The bank, which almost collapsed in 2013 with a massive hole in its balance sheet that sparked its £1.5 billion bailout by hedge funds, posted dramatically higher losses of £204.2 million, up from £77m a year earlier.
The latest red ink came after a damning report last week from Britain’s financial regulators that found the bank had kept them in the dark and misled investors when it came to the brink two years ago.
However, the Prudential Regulation Authority (PRA) and the Financial Conduct Authority (FCA) spared Co-op Bank a potential £120m fine because of the fragile state of its balance sheet.
The lender has sold risky assets and slashed branches to get its balance sheet back in shape, as it revealed yesterday that transactions fell 28 per cent in the first half after slashing its branch network to 165 from 227 a year ago.
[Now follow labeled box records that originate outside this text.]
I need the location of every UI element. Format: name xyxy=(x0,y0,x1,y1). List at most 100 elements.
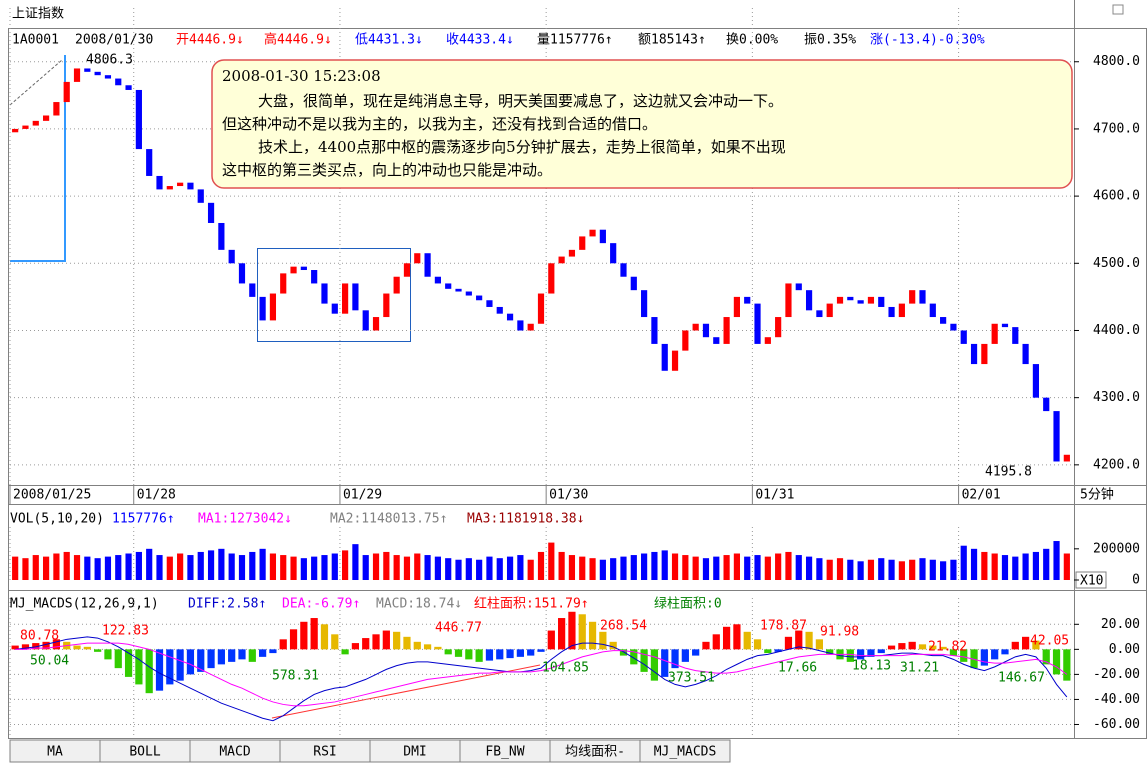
macd-bar xyxy=(949,649,958,656)
volume-bar xyxy=(228,553,235,580)
candle xyxy=(403,263,411,277)
candle xyxy=(455,288,462,292)
volume-bar xyxy=(135,551,142,580)
price-annotation: 4806.3 xyxy=(86,53,133,68)
macd-bar xyxy=(496,649,504,660)
candle xyxy=(177,182,184,187)
macd-bar xyxy=(640,649,648,672)
macd-bar xyxy=(692,649,700,656)
chart-title: 上证指数 xyxy=(12,7,64,22)
volume-bar xyxy=(960,545,967,580)
y-tick-label: 4700.0 xyxy=(1093,121,1140,136)
macd-bar xyxy=(320,624,329,650)
volume-bar xyxy=(671,553,679,580)
candle xyxy=(393,276,400,294)
candle xyxy=(1032,364,1040,398)
macd-bar xyxy=(527,649,535,656)
tab-label[interactable]: MA xyxy=(47,745,63,760)
candle xyxy=(476,295,483,301)
macd-bar xyxy=(712,634,720,650)
macd-bar xyxy=(186,649,195,675)
tab-label[interactable]: DMI xyxy=(403,745,426,760)
macd-bar xyxy=(599,631,607,650)
macd-bar xyxy=(568,611,576,650)
volume-bar xyxy=(434,556,441,580)
candle xyxy=(558,256,565,264)
y-tick-label: 4300.0 xyxy=(1093,390,1140,405)
macd-bar xyxy=(588,621,597,650)
candle xyxy=(671,350,679,371)
legend-item: 红柱面积:151.79↑ xyxy=(474,596,589,612)
tab-label[interactable]: 均线面积- xyxy=(565,745,625,760)
candle xyxy=(383,293,390,318)
unit-label: X10 xyxy=(1080,574,1103,589)
tab-label[interactable]: RSI xyxy=(313,745,336,760)
volume-bar xyxy=(197,551,204,580)
candle xyxy=(919,290,926,304)
candle xyxy=(888,306,895,318)
macd-bar xyxy=(877,649,885,654)
area-label: 446.77 xyxy=(435,621,482,636)
window-icon[interactable] xyxy=(1112,4,1124,15)
y-tick-label: -60.00 xyxy=(1093,717,1140,732)
macd-bar xyxy=(795,630,803,650)
candle xyxy=(682,330,689,351)
y-tick-label: 4400.0 xyxy=(1093,323,1140,338)
volume-bar xyxy=(826,559,833,580)
volume-bar xyxy=(207,550,215,580)
macd-bar xyxy=(393,631,401,650)
macd-bar xyxy=(908,641,916,650)
note-line: 技术上，4400点那中枢的震荡逐步向5分钟扩展去，走势上很简单，如果不出现 xyxy=(258,138,786,156)
macd-bar xyxy=(52,639,61,650)
tab[interactable] xyxy=(639,739,731,763)
volume-bar xyxy=(414,553,421,580)
volume-bar xyxy=(290,556,297,580)
chart-frame xyxy=(8,28,1147,739)
macd-bar xyxy=(980,649,988,666)
header-item: 1A0001 xyxy=(12,33,59,48)
y-tick-label: 4200.0 xyxy=(1093,457,1140,472)
candle xyxy=(610,243,617,264)
guide-line xyxy=(10,55,66,262)
macd-bar xyxy=(403,636,411,650)
macd-bar xyxy=(764,649,772,654)
volume-bar xyxy=(867,559,875,580)
candle xyxy=(517,320,524,331)
volume-bar xyxy=(805,556,813,580)
tab-label[interactable]: BOLL xyxy=(129,745,160,760)
candle xyxy=(847,296,854,301)
macd-bar xyxy=(279,639,287,650)
volume-bar xyxy=(558,551,565,580)
macd-bar xyxy=(423,644,432,650)
tab-label[interactable]: FB_NW xyxy=(485,745,524,760)
macd-bar xyxy=(630,649,638,665)
macd-bar xyxy=(73,645,81,650)
candle xyxy=(115,78,122,86)
volume-bar xyxy=(527,559,534,580)
macd-bar xyxy=(259,649,267,657)
volume-bar xyxy=(651,551,658,580)
legend-item: 1157776↑ xyxy=(112,512,175,527)
volume-bar xyxy=(249,551,256,580)
area-label: 146.67 xyxy=(998,671,1045,686)
macd-bar xyxy=(1021,636,1030,650)
y-tick-label: 20.00 xyxy=(1101,617,1140,632)
macd-bar xyxy=(300,621,308,650)
tab-label[interactable]: MACD xyxy=(219,745,250,760)
macd-bar xyxy=(578,614,586,650)
volume-bar xyxy=(641,553,648,580)
macd-bar xyxy=(310,618,318,650)
volume-bar xyxy=(465,558,472,580)
macd-bar xyxy=(681,649,689,662)
macd-bar xyxy=(454,649,463,657)
tab-label[interactable]: MJ_MACDS xyxy=(654,745,717,760)
header-item: 涨(-13.4)-0.30% xyxy=(870,33,985,48)
candle xyxy=(527,323,534,331)
note-background xyxy=(211,59,1073,189)
macd-bar xyxy=(114,649,122,669)
area-label: 31.21 xyxy=(900,661,939,676)
candle xyxy=(63,81,70,103)
legend-item: 绿柱面积:0 xyxy=(654,597,722,612)
volume-bar xyxy=(579,556,586,580)
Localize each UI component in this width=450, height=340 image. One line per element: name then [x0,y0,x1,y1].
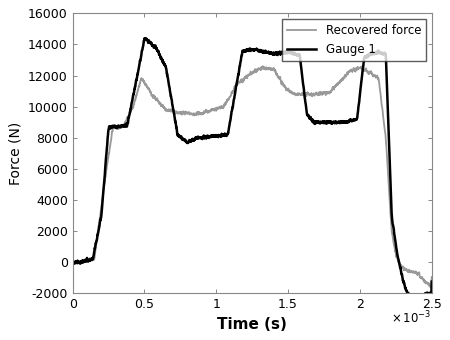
Gauge 1 [208,134,213,138]
Gauge 1 [70,259,75,264]
Gauge 1 [223,133,229,137]
Gauge 1 [383,61,389,65]
Legend: Recovered force, Gauge 1: Recovered force, Gauge 1 [282,19,426,61]
Recovered force [429,275,434,279]
Recovered force [428,285,433,289]
Recovered force [207,109,213,113]
Gauge 1 [132,86,138,90]
Recovered force [70,259,75,263]
Recovered force [132,99,138,103]
Gauge 1 [429,279,434,284]
Recovered force [260,64,265,68]
Recovered force [422,278,427,283]
Y-axis label: Force (N): Force (N) [9,122,22,185]
Gauge 1 [422,292,427,296]
Line: Gauge 1: Gauge 1 [72,38,432,297]
Line: Recovered force: Recovered force [72,66,432,287]
Gauge 1 [409,295,414,299]
Gauge 1 [111,125,116,129]
X-axis label: Time (s): Time (s) [217,317,287,332]
Gauge 1 [142,36,147,40]
Recovered force [111,125,116,130]
Text: $\times\,10^{-3}$: $\times\,10^{-3}$ [392,310,432,327]
Recovered force [383,141,389,146]
Recovered force [223,101,229,105]
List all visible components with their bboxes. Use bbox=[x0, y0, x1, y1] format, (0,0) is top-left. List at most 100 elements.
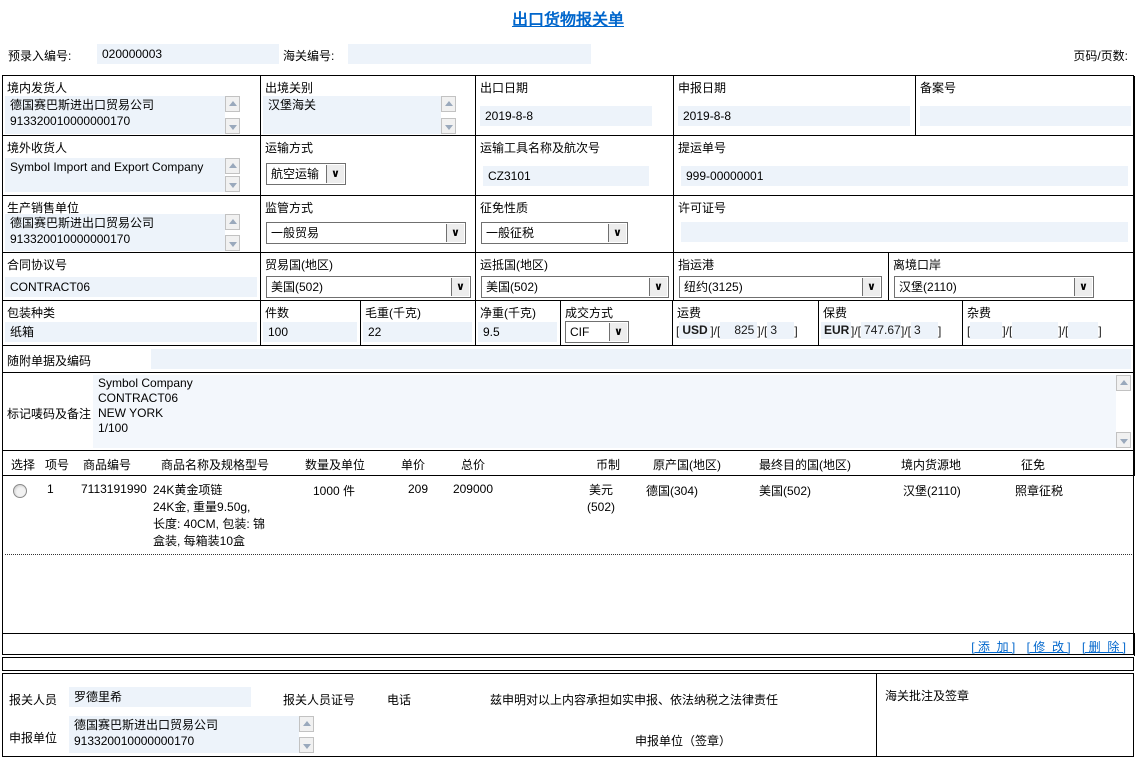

Nearly 200 jobs have gone as a result. Niall Booker, the Co-op Bank’s chief executive, said: “We won’t be profitable in 2015 or 2016, and we are not giving guidance further forward than that.”
Despite the widened losses, Booker insisted the bank’s turnaround was on track, with the lender now in better shape to withstand any future economic headwinds.
The bank lost just 2,250 current accounts in the first six months of this year against 62,646 in the same period of 2014. It said its mortgage lending was also recovering.
“Although the core bank remains work in progress, its performance is also beginning to improve,” Booker said. “Of course, we have always said that addressing legacy issues will continue to dominate financial performance for some time and there is considerable work ahead towards a full recovery.”
There has been City speculation that the hedge funds that pumped money into the ailing business in return for a controlling 80 per cent stake are looking at buying up the remaining 20 per cent.
But Booker said: “We have had no meaningful discussions about that.”
He added that the recent findings of the PRA, which monitors the strength of bank balance sheets, and the FCA, which protects investors, were a “reminder for all our stakeholders of the scale of the challenges we face, but how far we’ve come since June 2013”.
As well as the mammoth hole in its balance sheet, the Co-op was also engulfed by scandal after former chairman Paul Flowers, who was a Methodist minister, was filmed buying class-A drugs and later fined for possession.
The lender is rebuilding its capital base after failing a Bank of England balance sheet stress test last year. Much of the capital shortfall unearthed two years ago was linked to losses on commercial property loans stemming from its ill-starred link in 2009 with the Britannia building society.
Co-op Bank said its latest results were impacted by losses of £38.2m on sales of assets to lower its debt levels and £101.9m in costs of its turnaround.
It also earmarked another £49m to cover potential compensation claims and legal charges, such as packaged accounts and issues relating to the consumer credit act. This was up from £38.6m a year earlier.
The bank flagged the potential for a possible future merger with another challenger bank, saying it had “talked to people from time to time”.